Con Lilith la più famosa delle vampire, Carmilla, condivide almeno una caratteristica: è una creatura femminile che non partorisce, che non trasmette sangue ma ne prende. Non c’è in lei nulla di cristiano, nemmeno per antitesi: non è né una Vergine Maria né una Maddalena alla rovescia. Piuttosto può richiamare alla mente taluni rituali misterici, in cui donne inebriate celebravano la negazione della maternità divorando feti (secondo letture cristiane da prendersi con precauzione, tanto che riti simili vennero ugualmente attribuiti ai Barbelognostici e alle cosiddette streghe).
Sta di fatto che la vampira, e Carmilla in particolare, a differenza di Dracula si radica nel paganesimo. Il solo fatto di essere al tempo stesso donna e protagonista allude a questa radice. Carmilla non è uccisa dal sole né da alcun elemento naturale (quale è l’acqua che scorre in alcuni Dracula cinematografici); e quando sceglie la notte, questa non è, come per l’impalatore, una versione dell’inferno, bensì il regno tutto femminile della luna. Se poi si trasforma in animale, la sua forma non è quella del pipistrello o del lupo (antitesi dell’Agnello di Dio), bensì quella del gatto, archetipicamente legato al sesso femminile e largamente celebrato nei culti pre-cristiani.

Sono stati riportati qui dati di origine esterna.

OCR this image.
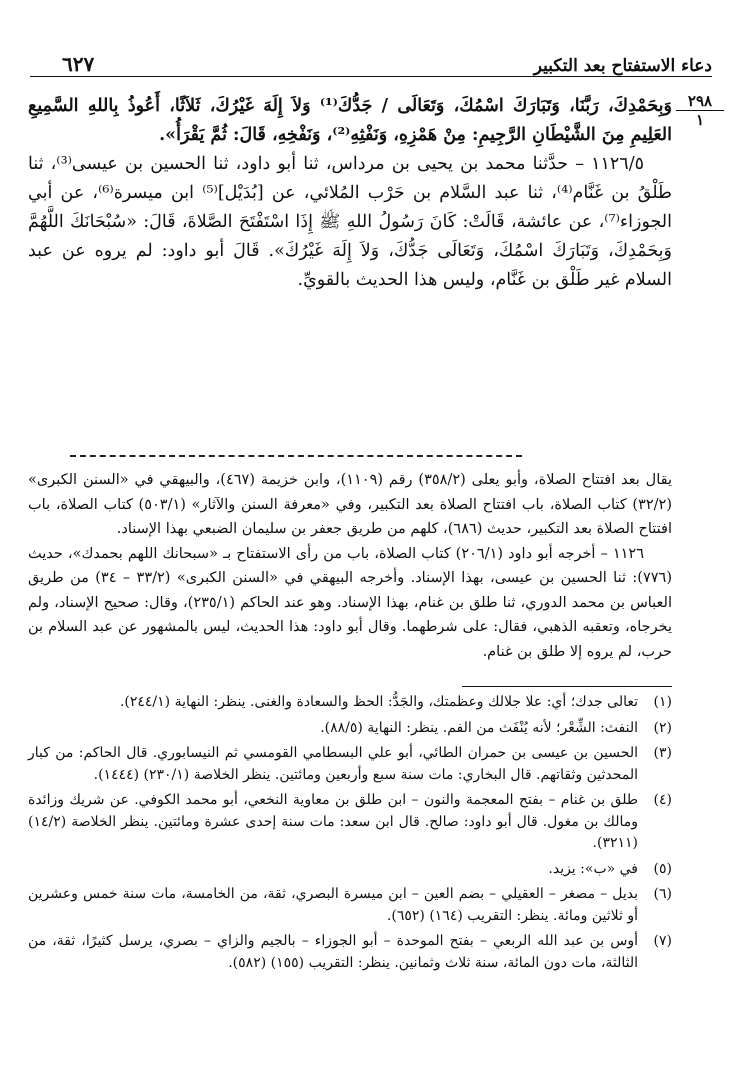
دعاء الاستفتاح بعد التكبير
٦٢٧
٢٩٨
١

وَبِحَمْدِكَ، رَبَّنَا، وَتَبَارَكَ اسْمُكَ، وَتَعَالَى / جَدُّكَ⁽¹⁾ وَلاَ إِلَهَ غَيْرُكَ، ثَلاَثًا، أَعُوذُ بِاللهِ السَّمِيعِ العَلِيمِ مِنَ الشَّيْطَانِ الرَّجِيمِ: مِنْ هَمْزِهِ، وَنَفْثِهِ⁽²⁾، وَنَفْخِهِ، قَالَ: ثُمَّ يَقْرَأُ».

١١٢٦/٥ – حدَّثنا محمد بن يحيى بن مرداس، ثنا أبو داود، ثنا الحسين بن عيسى⁽³⁾، ثنا طَلْقُ بن غَنَّام⁽⁴⁾، ثنا عبد السَّلام بن حَرْب المُلائي، عن [بُدَيْل]⁽⁵⁾ ابن ميسرة⁽⁶⁾، عن أبي الجوزاء⁽⁷⁾، عن عائشة، قَالَتْ: كَانَ رَسُولُ اللهِ ﷺ إِذَا اسْتَفْتَحَ الصَّلاةَ، قَالَ: «سُبْحَانَكَ اللَّهُمَّ وَبِحَمْدِكَ، وَتَبَارَكَ اسْمُكَ، وَتَعَالَى جَدُّكَ، وَلاَ إِلَهَ غَيْرُكَ». قَالَ أبو داود: لم يروه عن عبد السلام غير طَلْق بن غَنَّام، وليس هذا الحديث بالقويِّ.

يقال بعد افتتاح الصلاة، وأبو يعلى (٣٥٨/٢) رقم (١١٠٩)، وابن خزيمة (٤٦٧)، والبيهقي في «السنن الكبرى» (٣٢/٢) كتاب الصلاة، باب افتتاح الصلاة بعد التكبير، وفي «معرفة السنن والآثار» (٥٠٣/١) كتاب الصلاة، باب افتتاح الصلاة بعد التكبير، حديث (٦٨٦)، كلهم من طريق جعفر بن سليمان الضبعي بهذا الإسناد.

١١٢٦ – أخرجه أبو داود (٢٠٦/١) كتاب الصلاة، باب من رأى الاستفتاح بـ «سبحانك اللهم بحمدك»، حديث (٧٧٦): ثنا الحسين بن عيسى، بهذا الإسناد. وأخرجه البيهقي في «السنن الكبرى» (٣٣/٢ – ٣٤) من طريق العباس بن محمد الدوري، ثنا طلق بن غنام، بهذا الإسناد. وهو عند الحاكم (٢٣٥/١)، وقال: صحيح الإسناد، ولم يخرجاه، وتعقبه الذهبي، فقال: على شرطهما. وقال أبو داود: هذا الحديث، ليس بالمشهور عن عبد السلام بن حرب، لم يروه إلا طلق بن غنام.

(١)
تعالى جدك؛ أي: علا جلالك وعظمتك، والجَدُّ: الحظ والسعادة والغنى. ينظر: النهاية (٢٤٤/١).
(٢)
النفث: الشِّعْر؛ لأنه يُنْفَث من الفم. ينظر: النهاية (٨٨/٥).
(٣)
الحسين بن عيسى بن حمران الطائي، أبو علي البسطامي القومسي ثم النيسابوري. قال الحاكم: من كبار المحدثين وثقاتهم. قال البخاري: مات سنة سبع وأربعين ومائتين. ينظر الخلاصة (٢٣٠/١) (١٤٤٤).
(٤)
طلق بن غنام – بفتح المعجمة والنون – ابن طلق بن معاوية النخعي، أبو محمد الكوفي. عن شريك وزائدة ومالك بن مغول. قال أبو داود: صالح. قال ابن سعد: مات سنة إحدى عشرة ومائتين. ينظر الخلاصة (١٤/٢) (٣٢١١).
(٥)
في «ب»: يزيد.
(٦)
بديل – مصغر – العقيلي – بضم العين – ابن ميسرة البصري، ثقة، من الخامسة، مات سنة خمس وعشرين أو ثلاثين ومائة. ينظر: التقريب (١٦٤) (٦٥٢).
(٧)
أوس بن عبد الله الربعي – بفتح الموحدة – أبو الجوزاء – بالجيم والزاي – بصري، يرسل كثيرًا، ثقة، من الثالثة، مات دون المائة، سنة ثلاث وثمانين. ينظر: التقريب (١٥٥) (٥٨٢).
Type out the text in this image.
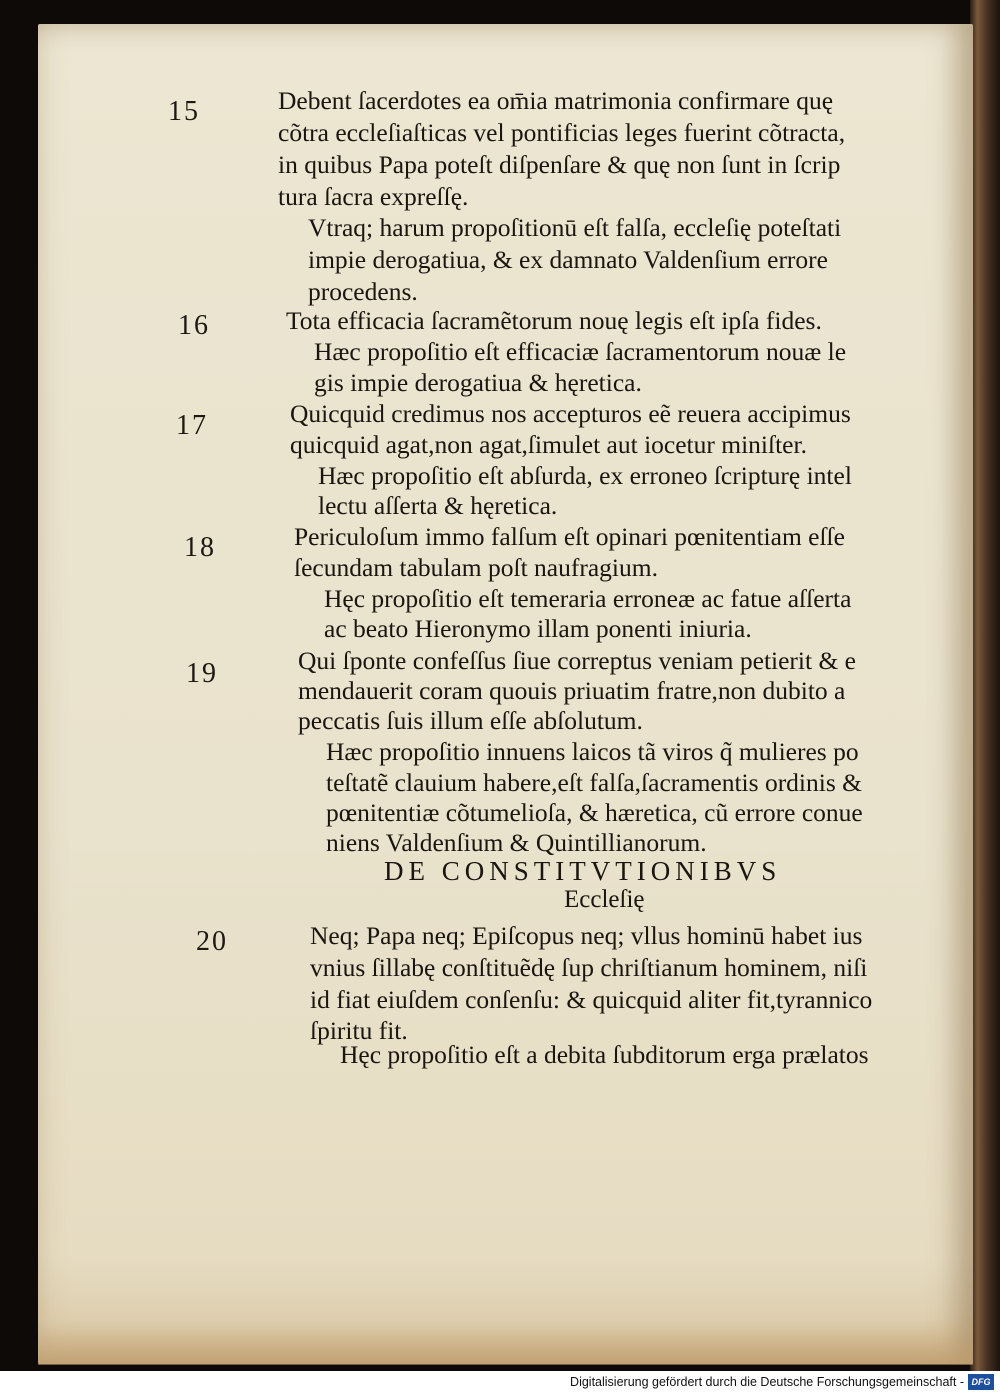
15
16
17
18
19
20
Debent ſacerdotes ea om̄ia matrimonia confirmare quę
cõtra eccleſiaſticas vel pontificias leges fuerint cõtracta,
in quibus Papa poteſt diſpenſare & quę non ſunt in ſcrip
tura ſacra expreſſę.
Vtraq; harum propoſitionū eſt falſa, eccleſię poteſtati
impie derogatiua, & ex damnato Valdenſium errore
procedens.
Tota efficacia ſacramẽtorum nouę legis eſt ipſa fides.
Hæc propoſitio eſt efficaciæ ſacramentorum nouæ le
gis impie derogatiua & hęretica.
Quicquid credimus nos accepturos eẽ reuera accipimus
quicquid agat,non agat,ſimulet aut iocetur miniſter.
Hæc propoſitio eſt abſurda, ex erroneo ſcripturę intel
lectu aſſerta & hęretica.
Periculoſum immo falſum eſt opinari pœnitentiam eſſe
ſecundam tabulam poſt naufragium.
Hęc propoſitio eſt temeraria erroneæ ac fatue aſſerta
ac beato Hieronymo illam ponenti iniuria.
Qui ſponte confeſſus ſiue correptus veniam petierit & e
mendauerit coram quouis priuatim fratre,non dubito a
peccatis ſuis illum eſſe abſolutum.
Hæc propoſitio innuens laicos tã viros q̃ mulieres po
teſtatẽ clauium habere,eſt falſa,ſacramentis ordinis &
pœnitentiæ cõtumelioſa, & hæretica, cũ errore conue
niens Valdenſium & Quintillianorum.
DE CONSTITVTIONIBVS
Eccleſię
Neq; Papa neq; Epiſcopus neq; vllus hominū habet ius
vnius ſillabę conſtituẽdę ſup chriſtianum hominem, niſi
id fiat eiuſdem conſenſu: & quicquid aliter fit,tyrannico
ſpiritu fit.
Hęc propoſitio eſt a debita ſubditorum erga prælatos
Digitalisierung gefördert durch die Deutsche Forschungsgemeinschaft - DFG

La vampira è dunque la figura più “sovversiva”, in forza dei miti che la alimentano, della letteratura horror e del cinema che ne è derivato. Morta eppure quanto mai viva, portatrice di una sensualità che — esplicita o sottintesa che sia — è comunque dirompente, svincolata da religioni e subordinazioni (anche se taluni film della Hammer, con una trovata a ben vedere intelligente, le mettono accanto un padre che è un simil-Dracula), rischia di fare adepti tra altre fanciulle, come la timorata Laura del racconto di LeFanu. A questo punto, è un intero comitato di benpensanti che decide di ucciderla in via definitiva. Non con un paletto, ma con il taglio della testa. Unico modo di sopprimerne la capacità di seduzione.
Il volume di Matthew Beresford non affronta esplicitamente nessuno dei temi che ho riassunto: né il vampiro maschile quale metafora del capitalismo nella fase di accumulazione (menzionato di sfuggita), né quello femminile quale allusione a una pagana rivolta sessuale contro il cristianesimo. Ha tuttavia il merito di compiere un’audace, competente e, a volte, un po’ disordinata scorribanda attraverso le varie letture della leggenda vampiresca, narrative, cinematografiche, persino cronachistiche (ancora oggi, nella sedicente “cronaca vera”, i casi di vampirismo restano numerosi).
Cose che comunque bisogna conoscere, prima di addentrarsi nella ricerca di ciò che, spaventando, riesce ad affascinare. Secolo dopo secolo dopo secolo.